The Redfin Homebuyer Demand Index—a measure of homebuying demand and requests for home tours and other home-buying services from Redfin agents—has fallen below 2020 levels for the first time this year (-1% year over year for the week ending June 20), and the Mortgage Bankers Association home purchase index has declined 11% since the week ending March 24. As a result of declining sales, the active supply of homes for sale has crept up 5% from the 2021 low in mid-March. However, home prices are still rising, homes are selling in fewer days than ever and more homes than ever are selling above list price. These homebuying demand indicators will take longer to reflect a slowdown since they are based on homes that went under contract a month or two ago.
“Some homebuyers are pausing or abandoning their plans to buy because homes in their area have gotten too expensive,” said Redfin Chief Economist Daryl Fairweather. “Even though there are no signs of prices coming down, homebuyers may face a bit less competition and have a bit more selection of homes this summer than they did earlier this year. All year we’ve heard stories about homeowners being reluctant to sell because they don’t want to face such a tough market as a buyer. As the housing market cools slightly, we may see more homeowners finally decide to cash out and move. And as the economy continues to reopen and employers clarify their work-from-home policies, more homeowners may decide that a move is in order.”
To view the full report, including charts and methodology, visit
Key housing market takeaways for 400+ U.S. metro areas:
Unless otherwise noted, this data covers the four-week period ending June 20. Redfin’s housing market data goes back through 2012.
Data based on homes listed and/or sold during the period:
• The median home-sale price increased 23% year over year to $361,750, a record high.
• Asking prices of newly listed homes were up 13% from the same time a year ago to a median of $362,600, down 0.2% from $363,250 during the four-week period ending June 6. From a seasonal perspective, asking prices have held up higher and for longer than they typically do at this point in the late spring.
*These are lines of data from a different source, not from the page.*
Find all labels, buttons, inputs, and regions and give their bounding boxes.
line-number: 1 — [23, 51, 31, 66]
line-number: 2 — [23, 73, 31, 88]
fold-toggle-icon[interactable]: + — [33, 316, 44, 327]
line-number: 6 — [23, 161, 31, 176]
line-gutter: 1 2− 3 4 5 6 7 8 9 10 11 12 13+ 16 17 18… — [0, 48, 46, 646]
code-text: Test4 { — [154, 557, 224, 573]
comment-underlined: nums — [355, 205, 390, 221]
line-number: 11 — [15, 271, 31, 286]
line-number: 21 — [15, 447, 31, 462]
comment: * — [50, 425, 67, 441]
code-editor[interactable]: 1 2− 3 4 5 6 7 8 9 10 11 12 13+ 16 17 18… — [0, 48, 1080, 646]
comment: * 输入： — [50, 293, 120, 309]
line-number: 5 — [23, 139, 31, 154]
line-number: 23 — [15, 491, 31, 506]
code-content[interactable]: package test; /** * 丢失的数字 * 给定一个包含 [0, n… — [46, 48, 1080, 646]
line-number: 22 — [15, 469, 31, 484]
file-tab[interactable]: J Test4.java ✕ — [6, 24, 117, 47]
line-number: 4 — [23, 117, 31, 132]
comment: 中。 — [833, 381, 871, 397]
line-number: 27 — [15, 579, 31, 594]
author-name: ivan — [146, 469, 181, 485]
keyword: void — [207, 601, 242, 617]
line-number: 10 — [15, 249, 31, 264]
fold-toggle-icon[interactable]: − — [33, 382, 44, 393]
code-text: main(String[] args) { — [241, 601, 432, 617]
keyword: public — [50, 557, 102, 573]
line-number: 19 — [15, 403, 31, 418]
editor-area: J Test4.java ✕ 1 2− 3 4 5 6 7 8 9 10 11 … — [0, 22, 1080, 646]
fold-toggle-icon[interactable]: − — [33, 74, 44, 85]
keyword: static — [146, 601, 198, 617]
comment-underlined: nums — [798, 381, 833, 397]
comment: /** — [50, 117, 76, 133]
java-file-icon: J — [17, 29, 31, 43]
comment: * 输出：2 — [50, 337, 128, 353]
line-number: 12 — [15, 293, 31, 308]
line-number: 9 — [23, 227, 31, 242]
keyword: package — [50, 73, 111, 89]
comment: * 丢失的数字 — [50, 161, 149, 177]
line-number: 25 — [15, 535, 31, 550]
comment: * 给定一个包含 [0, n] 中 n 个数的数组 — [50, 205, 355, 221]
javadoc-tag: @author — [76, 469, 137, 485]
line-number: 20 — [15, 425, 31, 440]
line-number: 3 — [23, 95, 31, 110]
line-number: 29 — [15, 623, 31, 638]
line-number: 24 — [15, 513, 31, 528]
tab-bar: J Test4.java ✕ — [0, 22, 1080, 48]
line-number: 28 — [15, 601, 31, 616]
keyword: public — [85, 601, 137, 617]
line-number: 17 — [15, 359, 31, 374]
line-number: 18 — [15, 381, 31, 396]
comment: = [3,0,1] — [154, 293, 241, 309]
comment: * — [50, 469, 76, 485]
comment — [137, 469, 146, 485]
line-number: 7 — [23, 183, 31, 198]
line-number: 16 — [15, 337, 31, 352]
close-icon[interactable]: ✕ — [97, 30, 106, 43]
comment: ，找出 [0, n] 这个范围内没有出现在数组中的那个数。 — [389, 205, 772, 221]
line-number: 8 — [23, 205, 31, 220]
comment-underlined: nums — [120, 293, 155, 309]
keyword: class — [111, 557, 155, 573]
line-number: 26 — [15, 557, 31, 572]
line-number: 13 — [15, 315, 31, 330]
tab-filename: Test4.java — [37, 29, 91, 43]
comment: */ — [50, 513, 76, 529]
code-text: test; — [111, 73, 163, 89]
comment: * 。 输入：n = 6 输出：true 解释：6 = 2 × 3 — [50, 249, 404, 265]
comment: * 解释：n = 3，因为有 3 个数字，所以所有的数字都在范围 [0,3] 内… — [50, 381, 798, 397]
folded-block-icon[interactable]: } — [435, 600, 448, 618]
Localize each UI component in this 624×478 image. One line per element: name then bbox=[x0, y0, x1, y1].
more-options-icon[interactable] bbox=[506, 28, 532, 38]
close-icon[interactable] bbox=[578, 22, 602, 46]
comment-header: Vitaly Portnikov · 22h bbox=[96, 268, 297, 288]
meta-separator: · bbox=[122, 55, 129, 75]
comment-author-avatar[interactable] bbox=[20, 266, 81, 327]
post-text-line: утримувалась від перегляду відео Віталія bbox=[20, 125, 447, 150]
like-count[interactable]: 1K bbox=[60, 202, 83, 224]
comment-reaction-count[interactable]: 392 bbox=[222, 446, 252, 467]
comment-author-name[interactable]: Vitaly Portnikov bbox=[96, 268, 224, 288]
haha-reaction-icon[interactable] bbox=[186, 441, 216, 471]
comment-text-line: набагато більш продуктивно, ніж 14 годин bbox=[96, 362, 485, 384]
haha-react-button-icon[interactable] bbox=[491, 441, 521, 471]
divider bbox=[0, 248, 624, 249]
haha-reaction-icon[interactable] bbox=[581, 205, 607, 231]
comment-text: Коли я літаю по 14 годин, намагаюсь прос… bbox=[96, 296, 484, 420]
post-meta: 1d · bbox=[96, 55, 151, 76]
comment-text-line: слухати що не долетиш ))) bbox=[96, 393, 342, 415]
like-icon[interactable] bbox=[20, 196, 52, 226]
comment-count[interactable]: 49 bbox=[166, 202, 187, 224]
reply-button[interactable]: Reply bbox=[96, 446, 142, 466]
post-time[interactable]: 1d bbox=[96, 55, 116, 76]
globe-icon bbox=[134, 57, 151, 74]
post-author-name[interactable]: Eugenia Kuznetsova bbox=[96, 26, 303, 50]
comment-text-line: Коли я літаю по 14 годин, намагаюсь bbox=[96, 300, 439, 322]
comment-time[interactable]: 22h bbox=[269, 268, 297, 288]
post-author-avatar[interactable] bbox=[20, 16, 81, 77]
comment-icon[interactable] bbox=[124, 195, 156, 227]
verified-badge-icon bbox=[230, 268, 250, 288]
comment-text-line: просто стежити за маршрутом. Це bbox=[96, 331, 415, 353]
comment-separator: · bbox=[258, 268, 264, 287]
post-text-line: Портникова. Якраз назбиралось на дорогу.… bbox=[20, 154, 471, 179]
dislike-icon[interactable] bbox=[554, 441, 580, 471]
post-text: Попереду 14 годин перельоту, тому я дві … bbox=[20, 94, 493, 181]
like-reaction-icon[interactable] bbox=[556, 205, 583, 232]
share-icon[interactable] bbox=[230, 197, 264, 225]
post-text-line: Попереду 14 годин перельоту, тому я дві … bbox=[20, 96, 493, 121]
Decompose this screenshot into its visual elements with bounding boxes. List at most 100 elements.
• Pending home sales were up 21% year over year. For the week ending June 20, pending sales were down 10% from the 2021 peak during the week ending May 30.
• New listings of homes for sale were up 6% from a year earlier and have declined 5% from the 2021 peak during the four-week period ending May 23.
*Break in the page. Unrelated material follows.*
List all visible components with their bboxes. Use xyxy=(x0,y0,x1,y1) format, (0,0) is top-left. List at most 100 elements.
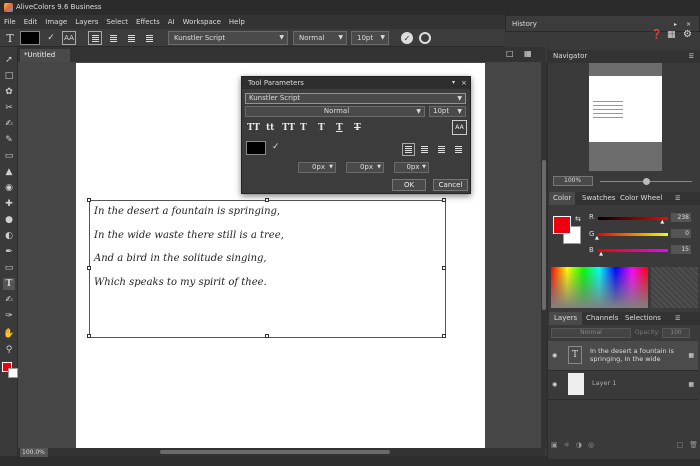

• Active listings (the number of homes listed for sale at any point during the period) fell 34% from 2020, but have climbed 5% since the 2021 low during the four week period ending March 14.
• 55% of homes that went under contract had an accepted offer within the first two weeks on the market, well above the 44% rate during the same period a year ago, but down 1.7 percentage points from the high point of the year, set during the four-week period ending March 28.
• 41% of homes that went under contract had an accepted offer within one week of hitting the market, up from 32% during the same period a year earlier, but down 2.1 percentage points from the high point of the year, set during the four-week period ending March 28.
• Homes that sold were on the market for a median of 15 days, a new all-time low and down from 39 days a year earlier.
• A record 54% of homes sold above list price, up from 26% a year earlier.
• The average sale-to-list price ratio, which measures how close homes are selling to their asking prices, increased to 102.3%. In other words, the average home sold for 2.3% above its asking price. This measure is 3.8 percentage points higher than a year earlier and an all-time high.
Other other leading indicators of homebuying demand and activity:
• Mortgage purchase applications increased 1% week over week (seasonally adjusted) during the week ending June 18. For the week ending June 24, 30-year mortgage rates rose to 3.02%, the first time rates have been above 3% in ten weeks.
• Home tours as of June 20 were 30% above their level at the beginning of the year, compared to 48% increase at the same point last year according to home tour technology company ShowingTime.
• The seasonally adjusted Redfin Homebuyer Demand Index fell below 2020 levels for the first time this year during the week ending June 20, and is down 18% from the 2021 high point, which was hit during the week ending March 28.